Wednesday, March 21, 2007
Its about drama and love and 'lationshipsOK, so what if the song was about LOVE..LOL. It almost feels proper for what I am going through.
and when the going gets tough you deal with it
and you dont ever, you never walk away from it
you hold on, you be strong
its about drama and trust and making it
if your somebody mess up you take it in
dont let nobody come between you, you just stay with them
Oftentimes, I wonder how something so "perfect" could end in disaster. The ONLY theory I am able to derive from such a confusing instance is---"EVERYTHING happens for a reason". I am in the process of starting a new journey and I must admit that I have gone forth with much caution. I have often compared surrogacy arrangements to that of marriage. This phase, I would call "the messy divorce".
When everything is great, the love is there----It's a real relationship that endures through it all.
Sunday, March 18, 2007
According to American Hertiage Dictionary, a Diva is "an operatic prima donna."
Most would use the word "stuck-up" or "conceited" interchangeably when "reserved" and "confident" seem more fitting.
A diva can at times be bitchy and in the same breath revert to her sweet ole' self. A diva can be anything she wants at any given time, because---she CAN.
A diva has a personality that could fill any room she walks in. She just gives off that "vibe".
Every woman can not be a Diva, it's not possible.
Just a note to all---on August 15, 1981----a Diva was born!
Saturday, March 17, 2007
Today marked the end of Spring Break for my son and the beginning of bliss for me!! Monday he will return to school as usual and I will return to loving my days of "relaxation". Lately, I have been pondering the idea of becoming a school teacher. Although, I would love to go back to the work force, I equally enjoy my time with my two angels and I know that teaching offers that flexibility--plus, I get to make a difference in the lives of young children. Teaching takes me back to the days of elementary. There were two teachers that influenced me that I would never forget. One of them died shortly after I went to the military, but the other (still alive) takes time out for me whenever I go home to visit. To know that one day I could do for someone what they did for me is a motivator for me.
This week was very slooowww. My whole family became ill with strep and the flu and we were out of commission until just recently. I am feeling alot better, but I still have a little of the "sniffles" left. Today I watched "Run's House" marathon and saw previews of the newer show to come on.
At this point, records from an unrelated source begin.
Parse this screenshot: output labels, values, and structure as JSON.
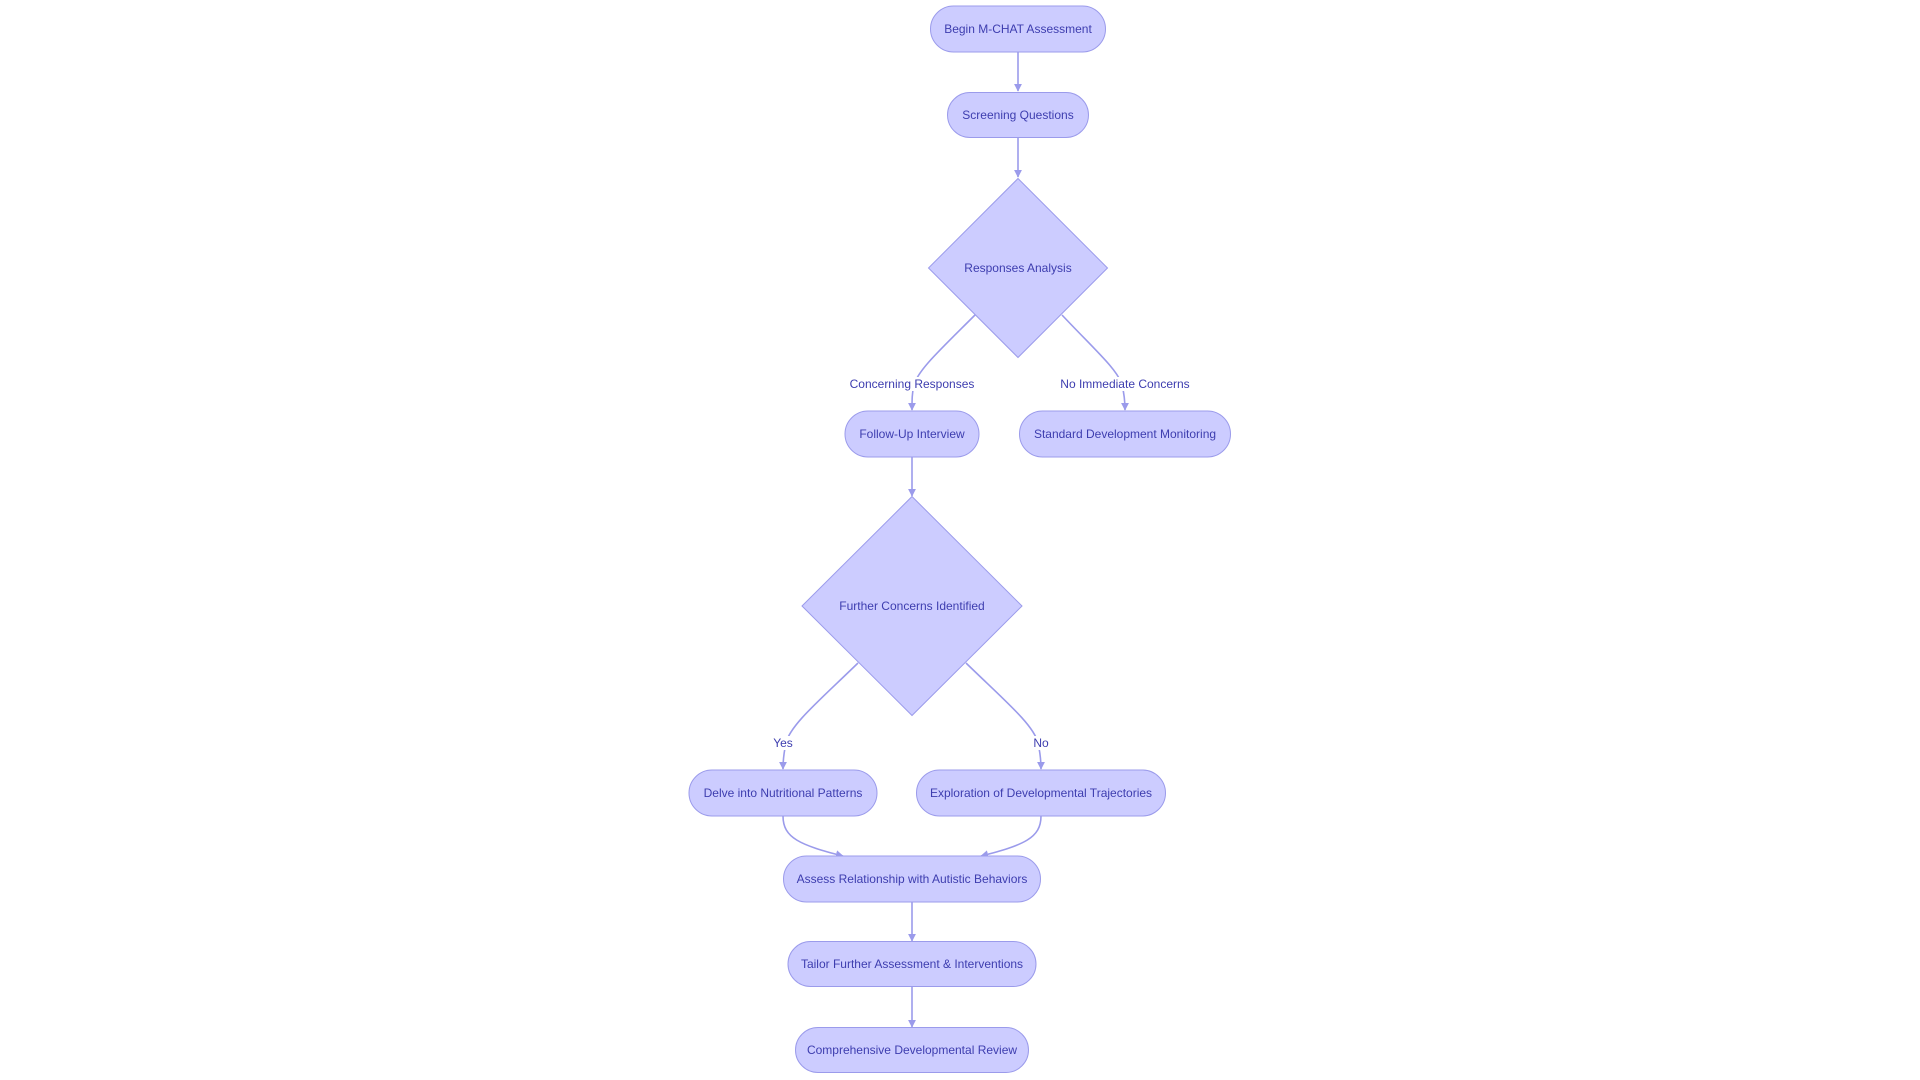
{
  "diagram": {
    "type": "flowchart",
    "direction": "top-down",
    "colors": {
      "node_fill": "#CCCCFF",
      "node_stroke": "#9B9BEB",
      "text": "#3D3DAF",
      "edge": "#9B9BEB",
      "background": "#FFFFFF"
    },
    "nodes": [
      {
        "id": "begin",
        "label": "Begin M-CHAT Assessment",
        "shape": "stadium"
      },
      {
        "id": "screening",
        "label": "Screening Questions",
        "shape": "stadium"
      },
      {
        "id": "analysis",
        "label": "Responses Analysis",
        "shape": "diamond"
      },
      {
        "id": "followup",
        "label": "Follow-Up Interview",
        "shape": "stadium"
      },
      {
        "id": "standard",
        "label": "Standard Development Monitoring",
        "shape": "stadium"
      },
      {
        "id": "further",
        "label": "Further Concerns Identified",
        "shape": "diamond"
      },
      {
        "id": "delve",
        "label": "Delve into Nutritional Patterns",
        "shape": "stadium"
      },
      {
        "id": "exploration",
        "label": "Exploration of Developmental Trajectories",
        "shape": "stadium"
      },
      {
        "id": "assess",
        "label": "Assess Relationship with Autistic Behaviors",
        "shape": "stadium"
      },
      {
        "id": "tailor",
        "label": "Tailor Further Assessment & Interventions",
        "shape": "stadium"
      },
      {
        "id": "review",
        "label": "Comprehensive Developmental Review",
        "shape": "stadium"
      }
    ],
    "edges": [
      {
        "from": "begin",
        "to": "screening",
        "label": ""
      },
      {
        "from": "screening",
        "to": "analysis",
        "label": ""
      },
      {
        "from": "analysis",
        "to": "followup",
        "label": "Concerning Responses"
      },
      {
        "from": "analysis",
        "to": "standard",
        "label": "No Immediate Concerns"
      },
      {
        "from": "followup",
        "to": "further",
        "label": ""
      },
      {
        "from": "further",
        "to": "delve",
        "label": "Yes"
      },
      {
        "from": "further",
        "to": "exploration",
        "label": "No"
      },
      {
        "from": "delve",
        "to": "assess",
        "label": ""
      },
      {
        "from": "exploration",
        "to": "assess",
        "label": ""
      },
      {
        "from": "assess",
        "to": "tailor",
        "label": ""
      },
      {
        "from": "tailor",
        "to": "review",
        "label": ""
      }
    ]
  }
}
I had NO idea that his wife, Justine had given birth in Sept '06 and that their baby girl died shortly after!!! THAT was really sad! From stories I read on the net, it was rumored that she was born with a rare condition where her insides were out. Very sad and I am very sad for that family.
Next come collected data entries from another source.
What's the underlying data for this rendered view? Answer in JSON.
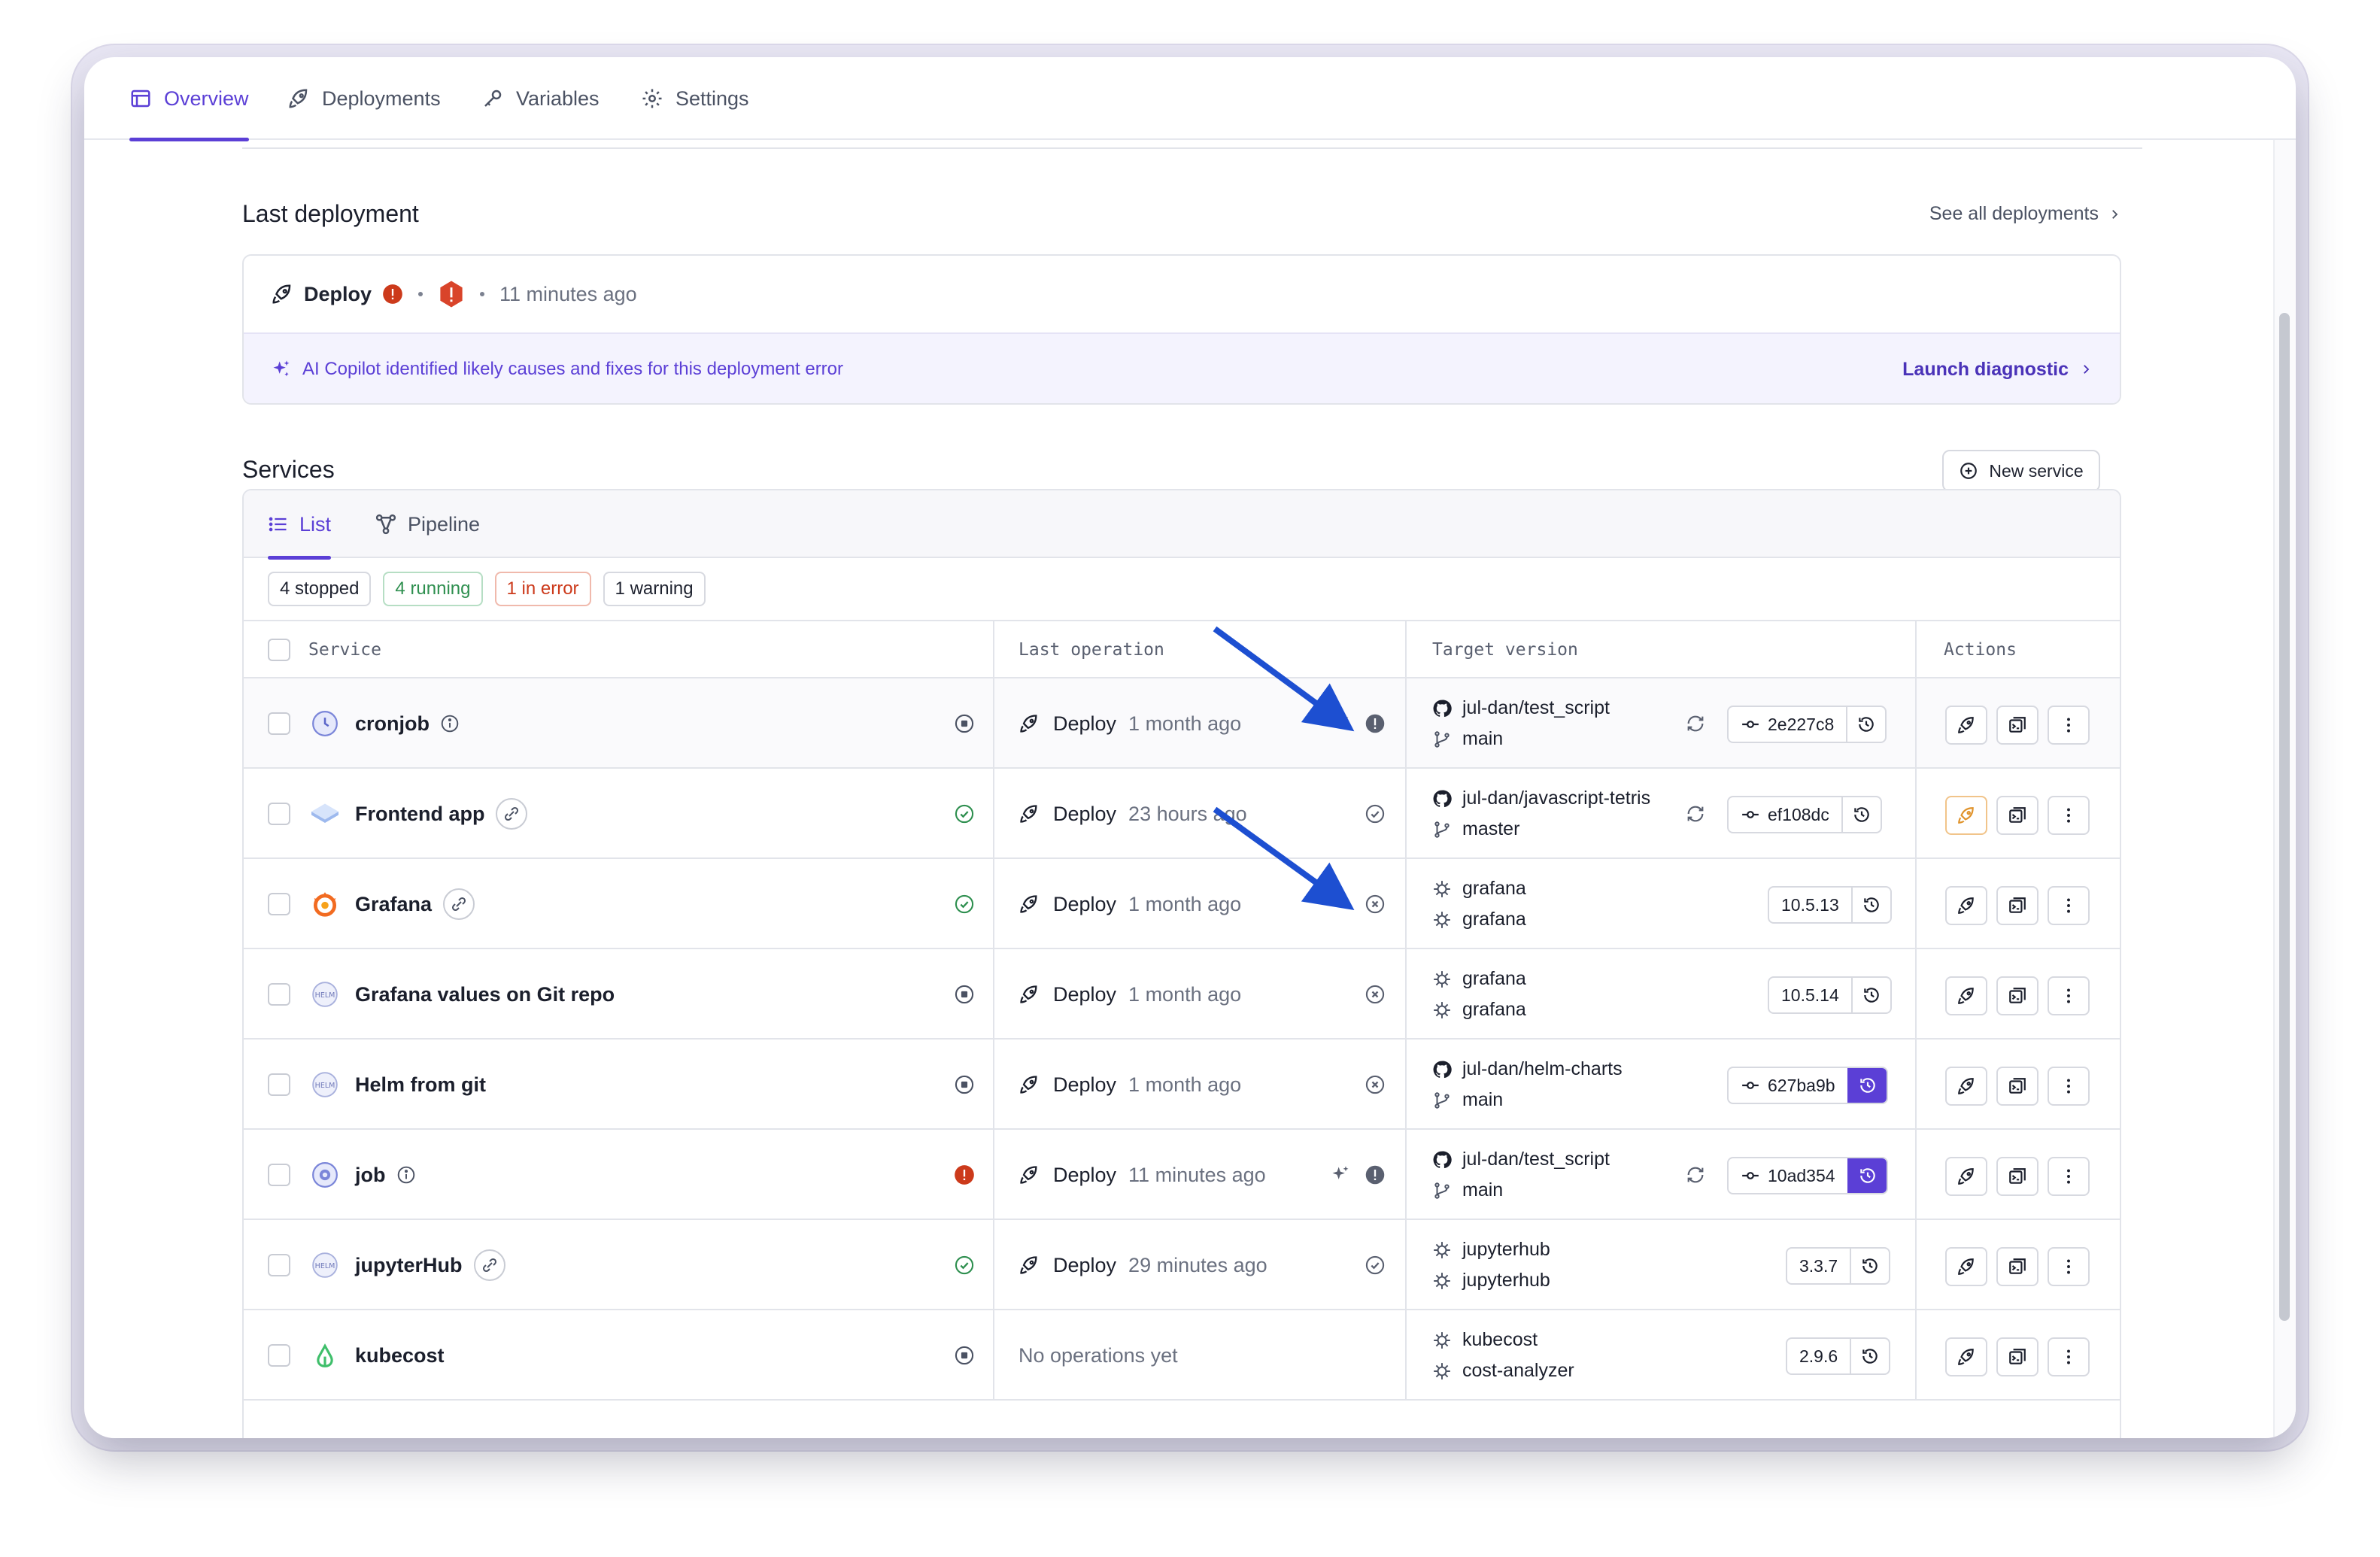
{
  "tabs": [
    {
      "label": "Overview",
      "icon": "layout-icon",
      "active": true
    },
    {
      "label": "Deployments",
      "icon": "rocket-icon"
    },
    {
      "label": "Variables",
      "icon": "key-icon"
    },
    {
      "label": "Settings",
      "icon": "gear-icon"
    }
  ],
  "last_deployment": {
    "title": "Last deployment",
    "see_all": "See all deployments",
    "action": "Deploy",
    "time": "11 minutes ago",
    "copilot_text": "AI Copilot identified likely causes and fixes for this deployment error",
    "launch_label": "Launch diagnostic"
  },
  "services": {
    "title": "Services",
    "new_service_label": "New service",
    "sub_tabs": [
      {
        "label": "List",
        "active": true
      },
      {
        "label": "Pipeline"
      }
    ],
    "filters": [
      "4 stopped",
      "4 running",
      "1 in error",
      "1 warning"
    ],
    "columns": [
      "Service",
      "Last operation",
      "Target version",
      "Actions"
    ],
    "rows": [
      {
        "name": "cronjob",
        "extra": "info",
        "status": "stopped",
        "op": "Deploy",
        "time": "1 month ago",
        "op_status": "error-grey",
        "ai": true,
        "ver_type": "git",
        "ver1": "jul-dan/test_script",
        "ver2": "main",
        "sync": true,
        "version": "2e227c8",
        "version_kind": "commit",
        "hist_purple": false,
        "deploy_highlight": false
      },
      {
        "name": "Frontend app",
        "extra": "link",
        "status": "running",
        "op": "Deploy",
        "time": "23 hours ago",
        "op_status": "ok",
        "ai": false,
        "ver_type": "git",
        "ver1": "jul-dan/javascript-tetris",
        "ver2": "master",
        "sync": true,
        "version": "ef108dc",
        "version_kind": "commit",
        "hist_purple": false,
        "deploy_highlight": true
      },
      {
        "name": "Grafana",
        "extra": "link",
        "status": "running",
        "op": "Deploy",
        "time": "1 month ago",
        "op_status": "cancel",
        "ai": false,
        "ver_type": "helm",
        "ver1": "grafana",
        "ver2": "grafana",
        "sync": false,
        "version": "10.5.13",
        "version_kind": "chart",
        "hist_purple": false,
        "deploy_highlight": false
      },
      {
        "name": "Grafana values on Git repo",
        "extra": "",
        "status": "stopped",
        "op": "Deploy",
        "time": "1 month ago",
        "op_status": "cancel",
        "ai": false,
        "ver_type": "helm",
        "ver1": "grafana",
        "ver2": "grafana",
        "sync": false,
        "version": "10.5.14",
        "version_kind": "chart",
        "hist_purple": false,
        "deploy_highlight": false
      },
      {
        "name": "Helm from git",
        "extra": "",
        "status": "stopped",
        "op": "Deploy",
        "time": "1 month ago",
        "op_status": "cancel",
        "ai": false,
        "ver_type": "git",
        "ver1": "jul-dan/helm-charts",
        "ver2": "main",
        "sync": false,
        "version": "627ba9b",
        "version_kind": "commit",
        "hist_purple": true,
        "deploy_highlight": false
      },
      {
        "name": "job",
        "extra": "info",
        "status": "error",
        "op": "Deploy",
        "time": "11 minutes ago",
        "op_status": "error-grey",
        "ai": true,
        "ver_type": "git",
        "ver1": "jul-dan/test_script",
        "ver2": "main",
        "sync": true,
        "version": "10ad354",
        "version_kind": "commit",
        "hist_purple": true,
        "deploy_highlight": false
      },
      {
        "name": "jupyterHub",
        "extra": "link",
        "status": "running",
        "op": "Deploy",
        "time": "29 minutes ago",
        "op_status": "ok",
        "ai": false,
        "ver_type": "helm",
        "ver1": "jupyterhub",
        "ver2": "jupyterhub",
        "sync": false,
        "version": "3.3.7",
        "version_kind": "chart",
        "hist_purple": false,
        "deploy_highlight": false
      },
      {
        "name": "kubecost",
        "extra": "",
        "status": "stopped",
        "op": "",
        "time": "No operations yet",
        "op_status": "",
        "ai": false,
        "ver_type": "helm",
        "ver1": "kubecost",
        "ver2": "cost-analyzer",
        "sync": false,
        "version": "2.9.6",
        "version_kind": "chart",
        "hist_purple": false,
        "deploy_highlight": false
      }
    ]
  },
  "colors": {
    "accent": "#5b3fd6",
    "error": "#cc3a1b",
    "success": "#2e8f4f",
    "annotation_arrow": "#1d4fd1"
  }
}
How are things going for me on the surrogacy front? They are ok. I am VERY cautious, though. Alot of my surro-friends are saying "Take time to get to know them! You have to get to know them" Honestly, after my last experience I have learned that it could easily go either way. You could know someone for years and the relationship go to hell -OR- you could meet a family and develop a lifelong friendship. I guess I will take my chances with the latter. Reality is, I am doing this to help complete a family. A relationship after for me is a bonus. Although I know that having one after COULD happen, I also know that it COULD NOT. As long as my husband is on board and honestly gives me his views, I am ok with moving forward right now.
One thing I have noticed a lot with matching is the anxious feeling. The "let's get it on" and no, not like Marvin Gaye--feeling for all parties involved. I think that only time will tell what will happen and I am all for that. I am all for being a vessel once again to helping a family's dreams come true.
Well, the pizza man is here and I have to run!
Friday, March 16, 2007
It's pretty late here, so I am signing off, but I will update more later.